Partial stores (PSTs) perform sub-32-bit writes into the scdata array. A partial store is executed as a read-modify-write operation. In the first step, the cache line is read and merged with the write data. It is then saved in the miss buffer. The cache line is written into the scdata array in the second pass of the instruction through the pipe.

• Three types of atomic instructions are processed by the L2 cache—loadstore unsigned byte (LDSTUB), SWAP, and compare and swap (CAS). These instructions require two passes down the L2 cache pipeline.

• The following I/O instructions from the J-Bus interface (JBI) are processed by the L2 cache:

• RD64 (block read) — Goes through the L2 cache pipe like a regular load from the CPU. On a hit, 64 bytes of data are returned to the JBI. On a miss, the L2 cache does not allocate but sends a non-allocating read to the DRAM. It gets 64 bytes of data from the DRAM and sends the data directly to the JBI (read-once data only) without installing it in the L2 cache. The CTAG (the instruction identifier) and the 64-byte data are returned to the JBI on a 32-bit interface.

• WRI (write invalidate) — Accepts a 64-byte write request and looks up tags as it goes through the pipe. Upon a tag hit, invalidates the entry and all primary cache entries that match. Upon a tag miss, does nothing (it just continues down the pipe) to maintain the order. The CTAG is returned to the JBI when the processor sends an acknowledgment to the cache line invalidation request sent over the CPX. After the instruction is retired from the pipe, 64 bytes of data are written to the DRAM.

• WR8 (partial line write) — Supports the writing of any subset of eight contiguous bytes to the scdata array by the JBI. Does a two-pass partial store if an odd number of byte enables are active or if there is a misaligned access; otherwise, does a regular store. On a miss, data is written into the scdata cache and a directory entry is not created. The CTAG is returned to the JBI when the processor sends an acknowledgment to the cache line invalidation request sent over the CPX.

• Eviction — Sends a request to the DRAM controller to bring the cache line from the main memory after a load or a store instruction miss in the L2 cache.

• Fill — Issued following an eviction after an L2 cache store or load miss. The 64-byte data arrives from the DRAM controller and is stored in the fill buffer. Data is read from the fill buffer and written into the L2 cache scdata array.

• L1 cache invalidation — Invalidates the four primary cache entries as well as the four L2 cache directory entries corresponding to each primary cache tag entry. Is issued whenever the CPU detects a parity error in the tags of I-cache or D-cache.

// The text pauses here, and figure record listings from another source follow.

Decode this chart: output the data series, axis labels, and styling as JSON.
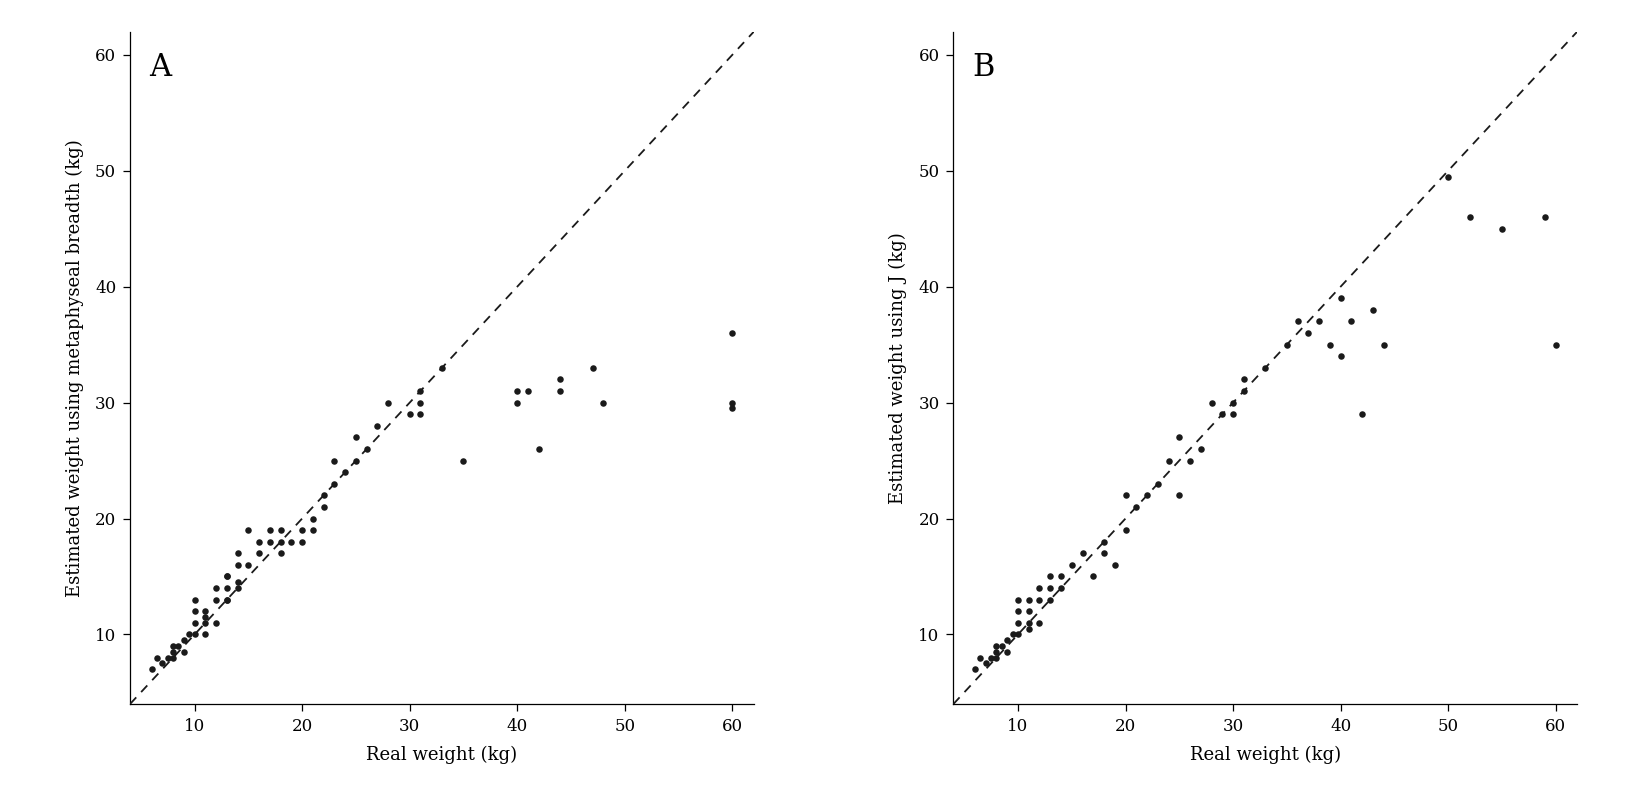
{
  "panel_A": {
    "label": "A",
    "ylabel": "Estimated weight using metaphyseal breadth (kg)",
    "xlabel": "Real weight (kg)",
    "xlim": [
      4,
      62
    ],
    "ylim": [
      4,
      62
    ],
    "xticks": [
      10,
      20,
      30,
      40,
      50,
      60
    ],
    "yticks": [
      10,
      20,
      30,
      40,
      50,
      60
    ],
    "scatter_x": [
      6,
      6.5,
      7,
      7.5,
      8,
      8,
      8,
      8.5,
      9,
      9,
      9.5,
      10,
      10,
      10,
      10,
      11,
      11,
      11,
      11,
      12,
      12,
      12,
      13,
      13,
      13,
      13,
      13,
      14,
      14,
      14,
      14,
      15,
      15,
      16,
      16,
      17,
      17,
      18,
      18,
      18,
      19,
      20,
      20,
      21,
      21,
      22,
      22,
      23,
      23,
      24,
      25,
      25,
      26,
      27,
      28,
      30,
      31,
      31,
      31,
      33,
      35,
      40,
      40,
      41,
      42,
      44,
      44,
      47,
      48,
      60,
      60,
      60
    ],
    "scatter_y": [
      7,
      8,
      7.5,
      8,
      8,
      8.5,
      9,
      9,
      8.5,
      9.5,
      10,
      10,
      11,
      12,
      13,
      10,
      11,
      11.5,
      12,
      11,
      13,
      14,
      13,
      13,
      14,
      15,
      15,
      14,
      14.5,
      16,
      17,
      16,
      19,
      17,
      18,
      18,
      19,
      17,
      18,
      19,
      18,
      18,
      19,
      19,
      20,
      21,
      22,
      23,
      25,
      24,
      25,
      27,
      26,
      28,
      30,
      29,
      30,
      31,
      29,
      33,
      25,
      30,
      31,
      31,
      26,
      31,
      32,
      33,
      30,
      29.5,
      36,
      30
    ]
  },
  "panel_B": {
    "label": "B",
    "ylabel": "Estimated weight using J (kg)",
    "xlabel": "Real weight (kg)",
    "xlim": [
      4,
      62
    ],
    "ylim": [
      4,
      62
    ],
    "xticks": [
      10,
      20,
      30,
      40,
      50,
      60
    ],
    "yticks": [
      10,
      20,
      30,
      40,
      50,
      60
    ],
    "scatter_x": [
      6,
      6.5,
      7,
      7.5,
      8,
      8,
      8,
      8.5,
      9,
      9,
      9.5,
      10,
      10,
      10,
      10,
      11,
      11,
      11,
      11,
      12,
      12,
      12,
      13,
      13,
      13,
      14,
      14,
      15,
      16,
      17,
      18,
      18,
      19,
      20,
      20,
      21,
      22,
      23,
      24,
      25,
      25,
      26,
      27,
      28,
      29,
      30,
      30,
      31,
      31,
      33,
      35,
      36,
      37,
      38,
      39,
      40,
      40,
      41,
      42,
      43,
      44,
      50,
      52,
      55,
      59,
      60
    ],
    "scatter_y": [
      7,
      8,
      7.5,
      8,
      8,
      8.5,
      9,
      9,
      8.5,
      9.5,
      10,
      10,
      11,
      12,
      13,
      10.5,
      11,
      12,
      13,
      11,
      13,
      14,
      13,
      14,
      15,
      14,
      15,
      16,
      17,
      15,
      17,
      18,
      16,
      19,
      22,
      21,
      22,
      23,
      25,
      22,
      27,
      25,
      26,
      30,
      29,
      29,
      30,
      32,
      31,
      33,
      35,
      37,
      36,
      37,
      35,
      39,
      34,
      37,
      29,
      38,
      35,
      49.5,
      46,
      45,
      46,
      35
    ]
  },
  "figure_bg": "#ffffff",
  "axes_bg": "#ffffff",
  "dot_color": "#1a1a1a",
  "dot_size": 22,
  "line_color": "#1a1a1a",
  "dashed_color": "#1a1a1a",
  "font_family": "DejaVu Serif",
  "label_fontsize": 13,
  "tick_fontsize": 12,
  "panel_label_fontsize": 22,
  "curve_A_params": [
    35.0,
    0.08,
    30.0
  ],
  "curve_B_params": [
    44.0,
    0.18,
    28.0
  ]
}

• Interrupts — When a thread wants to send an interrupt to another thread, that interrupt is sent through the L2 cache. The L2 cache treats the thread like a bypass. After a decode, the L2 cache sends the instruction back to destination CPU if it is a interrupt.

• Flush — The OpenSPARC T1 processor requires the FLUSH instruction. Whenever a self-modifying code is performed, the first instruction at the end of the self-modifying sequence should come from a new stream. An interrupt with br = 1 is broadcast to all CPUs. (Such an interrupt is issued by a CPU in response to a FLUSH instruction.) A flush stays in the output queue until all eight receiving queues are available. This is a total store order (TSO) requirement.

B.2.3 L2 Cache Pipeline

L2 cache pipeline — The L2 cache processes three main types of instructions:

• Requests from a CPU by way of the PCX. Instructions include load, streaming load, ifetch, pre-fetch, store, streaming store, block store, block init store, atomics, interrupt, and flush.

• Requests from the I/O by way of the JBI. Instructions include block read (RD64), write invalidate (WRI), and partial line write (WR8).